World Models
Usually in RL due to credit assignment problems [difficult to train large models with large number of parameters], mostly small NNs with less parameters are used. In this paper, they train large RNN based agents. Basically, the agent is divided into a large world model (learns unsupervised representation of agent environment) and a small controller model(learns a highly compact policy to perform tasks, focuses on credit assignment problems on a small search space).
Note: Credit assignment problem in rl is when feedback is given at the end of the episode, it becomes difficult to figure which steps should receive credit or blame for the final result.
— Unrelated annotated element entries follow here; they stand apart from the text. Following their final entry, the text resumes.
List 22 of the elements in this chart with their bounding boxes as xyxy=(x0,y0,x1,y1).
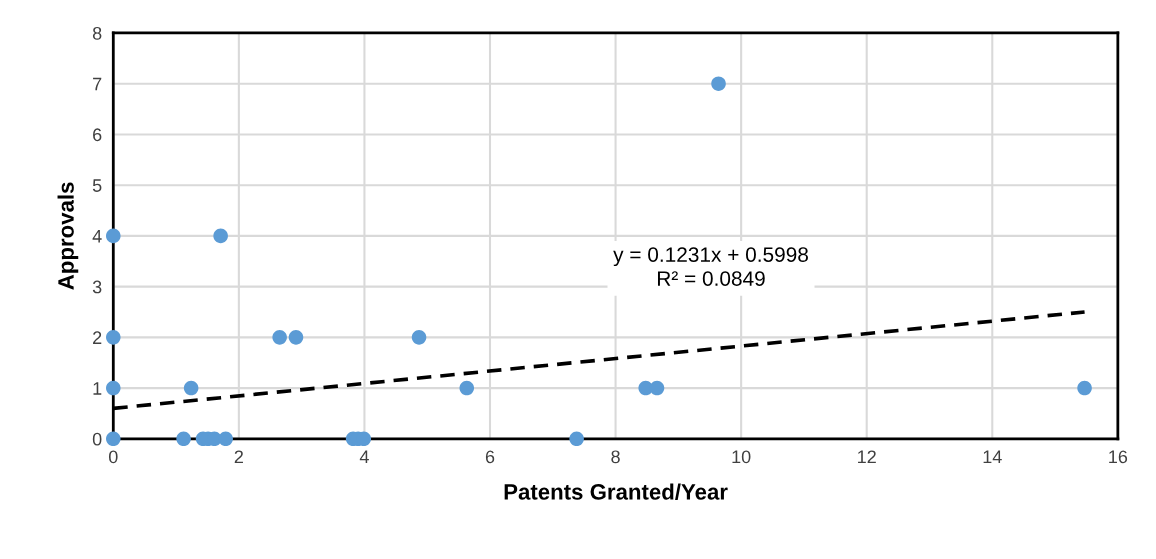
y-tick-label: 6 xyxy=(93,128,102,142)
x-tick-label: 8 xyxy=(611,450,620,464)
x-tick-label: 2 xyxy=(234,450,243,464)
x-axis-title: Patents Granted/Year xyxy=(504,483,728,500)
x-tick-label: 4 xyxy=(359,450,369,464)
annotation: R² = 0.0849 xyxy=(657,271,765,286)
y-tick-label: 3 xyxy=(92,280,102,294)
y-tick-label: 8 xyxy=(92,26,102,40)
y-tick-label: 1 xyxy=(93,382,102,395)
x-tick-label: 6 xyxy=(485,450,495,464)
y-tick-label: 4 xyxy=(92,230,102,243)
x-tick-label: 10 xyxy=(732,450,751,464)
x-tick-label: 14 xyxy=(983,450,1002,464)
y-tick-label: 5 xyxy=(92,179,102,192)
y-tick-label: 2 xyxy=(93,331,102,344)
y-axis-title: Approvals xyxy=(57,182,79,290)
annotation: y = 0.1231x + 0.5998 xyxy=(613,247,808,267)
y-tick-label: 7 xyxy=(93,77,102,91)
x-tick-label: 0 xyxy=(108,450,118,464)
x-tick-label: 12 xyxy=(858,450,876,464)
y-tick-label: 0 xyxy=(92,432,102,446)
x-tick-label: 16 xyxy=(1109,450,1128,464)
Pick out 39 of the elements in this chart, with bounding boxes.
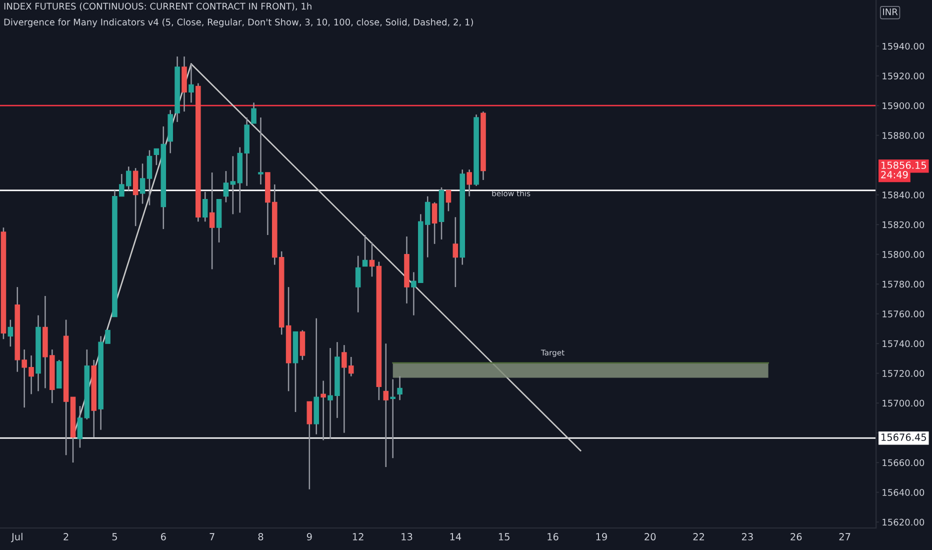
x-tick-label: 15 [498,533,510,540]
y-tick-label: 15900.00 [882,102,924,110]
y-tick-label: 15940.00 [882,42,924,50]
y-tick-label: 15720.00 [882,370,924,377]
x-tick-label: 8 [258,533,264,540]
text: 15856.15 [882,162,926,169]
x-tick-label: 2 [64,533,68,540]
x-tick-label: 23 [742,533,753,540]
x-tick-label: 9 [306,533,312,540]
text: 24:49 [881,170,908,178]
y-tick-label: 15640.00 [882,489,924,496]
y-tick-label: 15820.00 [882,221,924,228]
x-tick-label: 26 [790,533,802,540]
ref-line-label: 15676.45 [882,434,926,441]
y-tick-label: 15760.00 [882,310,924,318]
x-tick-label: 5 [112,533,117,540]
x-tick-label: 16 [548,533,558,540]
chart-title: INDEX FUTURES (CONTINUOUS: CURRENT CONTRACT IN FRONT), 1h [4,2,312,11]
x-tick-label: 27 [839,533,850,540]
x-tick-label: 12 [352,533,364,540]
x-tick-label: 14 [450,533,462,540]
x-tick-label: Jul [11,532,22,542]
y-tick-label: 15780.00 [882,280,924,288]
x-tick-label: 7 [210,533,214,540]
text: Divergence for Many Indicators v4 (5, Close, Regular, Don't Show, 3, 10, 100, close, Solid, Dashed, 2, 1) [4,18,473,28]
y-tick-label: 15700.00 [882,400,924,407]
y-tick-label: 15660.00 [882,459,924,466]
x-tick-label: 22 [693,533,704,540]
y-tick-label: 15840.00 [882,192,924,198]
y-tick-label: 15800.00 [882,251,924,258]
y-tick-label: 15620.00 [882,518,924,526]
text: INR [883,8,898,16]
x-tick-label: 13 [402,533,412,540]
y-tick-label: 15880.00 [882,132,924,139]
y-tick-label: 15740.00 [882,340,924,348]
y-tick-label: 15920.00 [882,72,924,80]
x-tick-label: 6 [160,533,166,540]
x-tick-label: 20 [644,533,656,540]
x-tick-label: 19 [596,533,607,540]
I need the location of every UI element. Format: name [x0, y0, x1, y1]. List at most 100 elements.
Advantage of learning a world model is that we can make agents learn in the simulated environment generated by the world model itself and develop a policy which can later be used in the actual environment.
One problem is agent’s access to the entire environment (hidden states of the game engine not just some observation data) allows agents to potentially exploit some imperfections of the environment (can easily find adversarial policy to fool the model). To prevent this we can train the controller inside a noisier generated environment (controlled by temperature factor). Also, since our world model is an approximate estimation of the real environment(for e.g., even the number of monsters generated in vizdoom env is not exact, it will be exploitable by our agent (controller model).
Three parts

- VAE as a Vision model to encode a high dimensional 2D image at a time frame into a low dimensional latent vector[spatial compression].
- RNN model to make future prediction by compressing image data frames over time [temporal compression]. RNN needs to output stochastic prediction (in the form probability distribution p(z) instead of z) as complex environments are stochastic in nature. It is followed by a mixture density network (MDN) to estimate p(z) as a mixture of gaussian distributions.
- Finally, the controller model is responsible for deciding the action, it is a small, linear model trained with the Covariance-Matrix Adaptation Evolution Strategy.